Antananarivo stampede disaster
- Date: 26 June 2019
- Location: Antananarivo, Madagascar;
- Type: Stampede
- Deaths: 16
- Injuries: 101

= 2019 Antananarivo crush =

Stampede at a concert in Madagascar

The Antananarivo crush occurred on June 26, 2019 in Antananarivo, Madagascar, before a Rossy concert at the Mahamasina Municipal Stadium, celebrating the country's 59th Independence Day. The show was about to start; people believed that they could enter the stadium and began to push, but the police had closed the doors. At least 16 people died and 101 others were injured.

== Previous incident ==
The crush was the second that had happened at the same stadium in the past year, another occurring in September 2018 during a football game between Madagascar and Senegal, which killed one and injured around forty. The game was a qualifying match for the 2019 Africa Cup of Nations.

== Crush ==

Security forces opened the gates at the Mahamasina Municipal Stadium in Antananarivo, Madagascar, on 26 June 2019 to allow spectators to enter, causing the crowd to mass outside the stadium. Police then closed the gates and blocked the crowd, which caused a pile-up. According to National Gendarmerie General Chief Richard Ravalomanana, the crowd thought that the gates had been opened and they tried to force the doors; they remained closed but the crowd kept pushing, he said. Defense Minister General Richard Rakotonirina, however, said that it was unclear what had caused the crowd surge.

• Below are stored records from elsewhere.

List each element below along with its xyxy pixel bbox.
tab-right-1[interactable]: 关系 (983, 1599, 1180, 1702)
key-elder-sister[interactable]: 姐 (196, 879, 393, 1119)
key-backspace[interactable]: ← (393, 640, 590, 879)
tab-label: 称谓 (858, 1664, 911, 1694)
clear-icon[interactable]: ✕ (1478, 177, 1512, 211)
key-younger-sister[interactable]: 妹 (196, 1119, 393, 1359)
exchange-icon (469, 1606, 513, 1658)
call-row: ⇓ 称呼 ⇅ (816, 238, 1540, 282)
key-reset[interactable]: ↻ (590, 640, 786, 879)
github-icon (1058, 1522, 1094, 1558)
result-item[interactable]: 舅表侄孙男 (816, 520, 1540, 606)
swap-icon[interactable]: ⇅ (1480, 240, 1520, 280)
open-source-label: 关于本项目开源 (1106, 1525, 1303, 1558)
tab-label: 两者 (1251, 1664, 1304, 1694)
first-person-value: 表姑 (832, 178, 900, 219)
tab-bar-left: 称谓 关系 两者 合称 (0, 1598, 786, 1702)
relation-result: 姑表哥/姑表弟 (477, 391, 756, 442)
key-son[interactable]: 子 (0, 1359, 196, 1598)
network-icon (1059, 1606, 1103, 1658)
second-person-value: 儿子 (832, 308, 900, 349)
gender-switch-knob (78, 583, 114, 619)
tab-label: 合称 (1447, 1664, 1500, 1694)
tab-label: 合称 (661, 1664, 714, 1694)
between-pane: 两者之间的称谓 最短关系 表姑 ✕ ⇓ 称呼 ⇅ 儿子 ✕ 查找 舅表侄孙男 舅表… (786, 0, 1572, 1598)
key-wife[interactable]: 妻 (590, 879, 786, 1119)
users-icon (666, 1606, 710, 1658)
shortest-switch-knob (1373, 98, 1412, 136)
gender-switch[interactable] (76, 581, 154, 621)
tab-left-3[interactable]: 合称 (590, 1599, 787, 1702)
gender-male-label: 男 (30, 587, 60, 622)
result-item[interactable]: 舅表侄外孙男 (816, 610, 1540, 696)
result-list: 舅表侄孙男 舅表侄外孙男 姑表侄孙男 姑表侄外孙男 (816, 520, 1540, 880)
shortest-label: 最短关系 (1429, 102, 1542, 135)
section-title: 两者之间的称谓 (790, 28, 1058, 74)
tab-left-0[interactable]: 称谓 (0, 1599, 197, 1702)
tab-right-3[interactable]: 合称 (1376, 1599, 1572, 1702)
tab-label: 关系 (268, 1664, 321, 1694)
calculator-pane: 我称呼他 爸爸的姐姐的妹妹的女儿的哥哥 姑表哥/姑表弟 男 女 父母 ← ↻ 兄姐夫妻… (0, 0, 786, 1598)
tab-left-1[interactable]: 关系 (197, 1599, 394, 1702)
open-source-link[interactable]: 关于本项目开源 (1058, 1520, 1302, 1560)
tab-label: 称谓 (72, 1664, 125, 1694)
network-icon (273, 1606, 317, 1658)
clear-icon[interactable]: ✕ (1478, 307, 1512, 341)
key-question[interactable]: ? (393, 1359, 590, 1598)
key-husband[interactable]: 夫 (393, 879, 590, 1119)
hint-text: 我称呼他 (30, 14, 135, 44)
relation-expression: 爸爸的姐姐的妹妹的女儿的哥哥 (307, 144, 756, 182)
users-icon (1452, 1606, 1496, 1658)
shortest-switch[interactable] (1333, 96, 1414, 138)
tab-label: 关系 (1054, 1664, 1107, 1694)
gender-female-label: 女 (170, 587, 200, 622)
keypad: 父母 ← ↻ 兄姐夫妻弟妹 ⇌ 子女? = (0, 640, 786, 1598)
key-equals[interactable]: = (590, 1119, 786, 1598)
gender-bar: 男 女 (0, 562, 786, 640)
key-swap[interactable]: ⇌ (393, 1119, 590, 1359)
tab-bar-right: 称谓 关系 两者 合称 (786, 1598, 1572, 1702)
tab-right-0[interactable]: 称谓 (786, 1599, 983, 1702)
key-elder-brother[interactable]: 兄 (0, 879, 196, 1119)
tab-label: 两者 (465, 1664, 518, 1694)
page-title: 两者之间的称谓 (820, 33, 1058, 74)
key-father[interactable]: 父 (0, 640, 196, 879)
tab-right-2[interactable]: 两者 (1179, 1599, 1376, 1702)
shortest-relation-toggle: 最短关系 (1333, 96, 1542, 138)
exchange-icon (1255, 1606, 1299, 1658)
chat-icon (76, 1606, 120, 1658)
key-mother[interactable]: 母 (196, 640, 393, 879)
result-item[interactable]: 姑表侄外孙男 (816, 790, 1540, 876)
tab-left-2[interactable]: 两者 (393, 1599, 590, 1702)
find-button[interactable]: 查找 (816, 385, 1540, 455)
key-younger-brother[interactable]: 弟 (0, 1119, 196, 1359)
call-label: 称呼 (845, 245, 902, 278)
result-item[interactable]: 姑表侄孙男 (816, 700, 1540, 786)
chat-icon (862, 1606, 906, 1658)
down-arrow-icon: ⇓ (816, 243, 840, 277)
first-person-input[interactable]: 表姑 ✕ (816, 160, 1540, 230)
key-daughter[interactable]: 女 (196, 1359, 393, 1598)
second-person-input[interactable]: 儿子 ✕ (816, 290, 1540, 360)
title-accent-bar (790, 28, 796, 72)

The crush occurred as Madagascar was celebrating the 59th anniversary of its independence. A military parade took place earlier in the stadium, and Rwandan Head of State Paul Kagame was invited as a guest of honor of President Andry Rajoelina.

== Victims ==
At least 16 people died and 101 others were injured. The dead and injured were taken to the Joseph Ravoahangy Andrianavalona Hospital.

== Aftermath and responses ==
President Rajoelina, his wife, and other government officials visited the injured at the hospital in the city to offer their condolences after the incident, and Rajoelina promised to pay for the hospitalization expenses.